Glenn Field
- Interactive map of Glenn Field
- Location: Mecaslin St, Atlanta, GA 30318
- Coordinates: 33°47′16″N 84°24′02″W﻿ / ﻿33.787857°N 84.400481°W
- Owner: Georgia Institute of Technology
- Capacity: 500
- Field size: Left field - 190 feet (57.9 m) Center field - 220 feet (67.1 m) Right field - 190 feet (57.9 m)

Construction
- Opened: March 3, 1987
- Closed: 2008
- Demolished: 2013

Tenant
- Georgia Tech Yellow Jackets (1987 - 2008)

= Glenn Field =

Sports venue in Atlanta, Georgia

Glenn Field was the former home field for the Georgia Tech Yellow Jackets fast pitch softball team located in Midtown Atlanta, Georgia. Glenn Field was built in 1987 and had a capacity of 500 spectators. Glenn Field was one of the two Tech sports facilities off campus being located adjacent to Atlantic Station. The field dimensions were 190 feet to left and right fields and 220 feet to center field. Tech had a 247-153-2 record at Glenn (.614 winning percentage). Tech’s current field is Shirley C. Mewborn field, built in 2009.

==History==
The first game played on Glenn Field was a 7–4 loss to Samford University on March 3, 1987. Tech hosted thirteen additional games that season posting a 4–10 record at home and a 6–27 record overall. The first winning season at home was in 1989 where Tech posted a 12-8-1 record. The greatest season in Glenn Field history was in 2002 when Tech won the ACC Tournament. Tech went 20–2 at Glenn Field in 2002.

Tech played its first game against archrival University of Georgia in 1997. The game was played at Georgia State University and resulted in a Bulldog win. Tech played UGA again in 1998 at Glenn Field marking the first home field advantage in the heated series. The first home win against the Dogs came in 2000 in the second game of a March 2 doubleheader.

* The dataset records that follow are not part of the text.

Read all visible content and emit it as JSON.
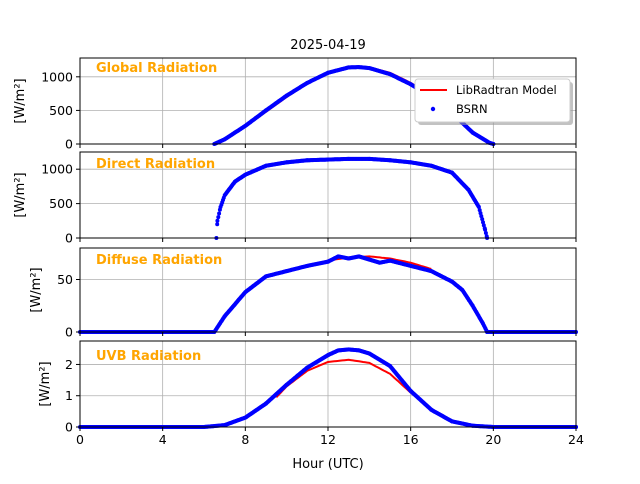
{
  "chart_data": {
    "type": "line",
    "title": "2025-04-19",
    "xlabel": "Hour (UTC)",
    "xlim": [
      0,
      24
    ],
    "xticks": [
      0,
      4,
      8,
      12,
      16,
      20,
      24
    ],
    "grid": true,
    "legend": {
      "placement": "top-right of first panel",
      "entries": [
        {
          "name": "LibRadtran Model",
          "color": "#ff0000",
          "kind": "line"
        },
        {
          "name": "BSRN",
          "color": "#0000ff",
          "kind": "marker"
        }
      ]
    },
    "colors": {
      "model": "#ff0000",
      "bsrn": "#0000ff",
      "panel_label": "#ffa500",
      "grid": "#b0b0b0"
    },
    "panels": [
      {
        "label": "Global Radiation",
        "ylabel": "[W/m²]",
        "ylim": [
          0,
          1280
        ],
        "yticks": [
          0,
          500,
          1000
        ],
        "model": [
          [
            6.5,
            0
          ],
          [
            7,
            70
          ],
          [
            8,
            260
          ],
          [
            9,
            480
          ],
          [
            10,
            700
          ],
          [
            11,
            900
          ],
          [
            12,
            1050
          ],
          [
            13,
            1140
          ],
          [
            13.5,
            1150
          ],
          [
            14,
            1140
          ],
          [
            15,
            1060
          ],
          [
            16,
            910
          ],
          [
            17,
            720
          ],
          [
            18,
            480
          ],
          [
            19,
            180
          ],
          [
            19.8,
            30
          ],
          [
            20,
            0
          ]
        ],
        "bsrn": [
          [
            6.5,
            0
          ],
          [
            7,
            70
          ],
          [
            8,
            270
          ],
          [
            9,
            500
          ],
          [
            10,
            720
          ],
          [
            11,
            910
          ],
          [
            12,
            1060
          ],
          [
            13,
            1140
          ],
          [
            13.5,
            1145
          ],
          [
            14,
            1130
          ],
          [
            15,
            1040
          ],
          [
            16,
            890
          ],
          [
            17,
            700
          ],
          [
            18,
            460
          ],
          [
            19,
            170
          ],
          [
            19.8,
            20
          ],
          [
            20,
            0
          ]
        ]
      },
      {
        "label": "Direct Radiation",
        "ylabel": "[W/m²]",
        "ylim": [
          0,
          1250
        ],
        "yticks": [
          0,
          500,
          1000
        ],
        "bsrn": [
          [
            6.6,
            0
          ],
          [
            6.65,
            250
          ],
          [
            6.8,
            450
          ],
          [
            7,
            620
          ],
          [
            7.5,
            820
          ],
          [
            8,
            920
          ],
          [
            9,
            1050
          ],
          [
            10,
            1100
          ],
          [
            11,
            1130
          ],
          [
            12,
            1140
          ],
          [
            13,
            1150
          ],
          [
            14,
            1150
          ],
          [
            15,
            1130
          ],
          [
            16,
            1100
          ],
          [
            17,
            1050
          ],
          [
            18,
            950
          ],
          [
            18.8,
            700
          ],
          [
            19.3,
            450
          ],
          [
            19.6,
            120
          ],
          [
            19.7,
            0
          ]
        ]
      },
      {
        "label": "Diffuse Radiation",
        "ylabel": "[W/m²]",
        "ylim": [
          0,
          80
        ],
        "yticks": [
          0,
          50
        ],
        "model": [
          [
            9.8,
            58
          ],
          [
            11,
            63
          ],
          [
            12,
            68
          ],
          [
            13,
            71
          ],
          [
            14,
            72
          ],
          [
            15,
            70
          ],
          [
            16,
            66
          ],
          [
            17,
            60
          ]
        ],
        "bsrn": [
          [
            0,
            0
          ],
          [
            6.5,
            0
          ],
          [
            7,
            15
          ],
          [
            8,
            38
          ],
          [
            9,
            53
          ],
          [
            10,
            58
          ],
          [
            11,
            63
          ],
          [
            12,
            67
          ],
          [
            12.5,
            72
          ],
          [
            13,
            70
          ],
          [
            13.5,
            72
          ],
          [
            14,
            69
          ],
          [
            14.5,
            66
          ],
          [
            15,
            68
          ],
          [
            16,
            63
          ],
          [
            17,
            58
          ],
          [
            18,
            48
          ],
          [
            18.5,
            40
          ],
          [
            19,
            25
          ],
          [
            19.5,
            8
          ],
          [
            19.7,
            0
          ],
          [
            24,
            0
          ]
        ]
      },
      {
        "label": "UVB Radiation",
        "ylabel": "[W/m²]",
        "ylim": [
          0,
          2.75
        ],
        "yticks": [
          0,
          1,
          2
        ],
        "model": [
          [
            9.5,
            0.95
          ],
          [
            10,
            1.3
          ],
          [
            11,
            1.8
          ],
          [
            12,
            2.08
          ],
          [
            13,
            2.15
          ],
          [
            14,
            2.05
          ],
          [
            15,
            1.7
          ],
          [
            16,
            1.1
          ],
          [
            16.5,
            0.85
          ]
        ],
        "bsrn": [
          [
            0,
            0
          ],
          [
            6,
            0
          ],
          [
            7,
            0.06
          ],
          [
            8,
            0.3
          ],
          [
            9,
            0.75
          ],
          [
            10,
            1.35
          ],
          [
            11,
            1.9
          ],
          [
            12,
            2.3
          ],
          [
            12.5,
            2.45
          ],
          [
            13,
            2.48
          ],
          [
            13.5,
            2.45
          ],
          [
            14,
            2.35
          ],
          [
            15,
            1.95
          ],
          [
            16,
            1.15
          ],
          [
            17,
            0.55
          ],
          [
            18,
            0.18
          ],
          [
            19,
            0.04
          ],
          [
            20,
            0
          ],
          [
            24,
            0
          ]
        ]
      }
    ]
  }
}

The most played opponent at Glenn Field is Georgia Southern University. Tech holds a 20–5 record over the Eagles at Glenn Field. Glenn Field has also been host to Georgia State University, Mercer, GC&SU, Kennesaw State, and West Georgia. Tech holds a commanding 41–13 record over these instate schools while playing at Glenn Field.

In June 2007, Georgia Tech Athletic Director Dan Radakovich announced that Glenn Field would cease to be the Yellow Jackets home field. A new facility being constructed adjacent to historic O'Keefe High School was completed February 2009, supplanting the twenty-year-old Glenn Field. Newborn Field holds 1,000 spectators and made it possible for the Jackets to host postseason games with the presence of stadium lights.